To solve this problem it is necessary to apply the concepts related to Pressure, Strength and Area.
We know by definition that Pressure is the amount of Force expressed per unit area, that is,
[tex]P = \frac{F}{A}[/tex]
Where,
F = Force
A = Cross-sectional Area
The net pressure on the bottle would be given by the difference between the internal pressure and the atmospheric pressure, therefore
[tex]P_{net} = P_{in}-P_{atm}[/tex]
[tex]P_{net} = 2.5atm-1atm[/tex]
[tex]P_{net} = 1.5atm (\frac{101325Pa}{1atm})[/tex]

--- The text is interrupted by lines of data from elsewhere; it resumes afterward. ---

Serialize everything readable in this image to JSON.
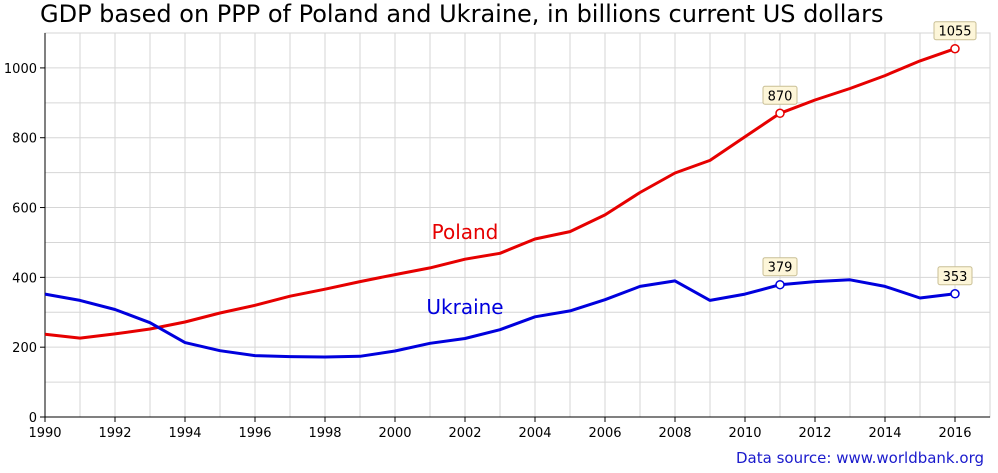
{
  "chart_data": {
    "type": "line",
    "title": "GDP based on PPP of Poland and Ukraine, in billions current US dollars",
    "xlabel": "",
    "ylabel": "",
    "xlim": [
      1990,
      2017
    ],
    "ylim": [
      0,
      1100
    ],
    "x_ticks": [
      1990,
      1992,
      1994,
      1996,
      1998,
      2000,
      2002,
      2004,
      2006,
      2008,
      2010,
      2012,
      2014,
      2016
    ],
    "y_ticks": [
      0,
      200,
      400,
      600,
      800,
      1000
    ],
    "grid": true,
    "x": [
      1990,
      1991,
      1992,
      1993,
      1994,
      1995,
      1996,
      1997,
      1998,
      1999,
      2000,
      2001,
      2002,
      2003,
      2004,
      2005,
      2006,
      2007,
      2008,
      2009,
      2010,
      2011,
      2012,
      2013,
      2014,
      2015,
      2016
    ],
    "series": [
      {
        "name": "Poland",
        "color": "#e60000",
        "values": [
          237,
          226,
          238,
          252,
          272,
          298,
          320,
          346,
          366,
          388,
          408,
          427,
          452,
          469,
          510,
          531,
          579,
          643,
          699,
          735,
          803,
          870,
          908,
          941,
          978,
          1020,
          1055
        ],
        "annotations": [
          {
            "x": 2011,
            "label": "870"
          },
          {
            "x": 2016,
            "label": "1055"
          }
        ]
      },
      {
        "name": "Ukraine",
        "color": "#0000dd",
        "values": [
          352,
          334,
          308,
          270,
          213,
          190,
          176,
          173,
          172,
          174,
          189,
          211,
          225,
          250,
          287,
          304,
          336,
          374,
          390,
          334,
          352,
          379,
          388,
          393,
          374,
          341,
          353
        ],
        "annotations": [
          {
            "x": 2011,
            "label": "379"
          },
          {
            "x": 2016,
            "label": "353"
          }
        ]
      }
    ],
    "source": "Data source: www.worldbank.org"
  }
}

[tex]P_{net} = 151987.5Pa[/tex]
The given radio is,
[tex]r = 3cm^2[/tex]
Hence the Cross-sectional Area would be
[tex]A= \pi r^2[/tex]
[tex]A = \pi(3*10^{-2})^2[/tex]
[tex]A = 2.827*10^{-3}m^2[/tex]
Applying the equation for Pressure we have that
[tex]P = \frac{F}{A}[/tex]
[tex]151987.5= \frac{F}{2.827*10^{-3}}[/tex]
[tex]F = 429.66N[/tex]
Therefore the frictional force on the cork due to the neck of the bottle is 429.66N.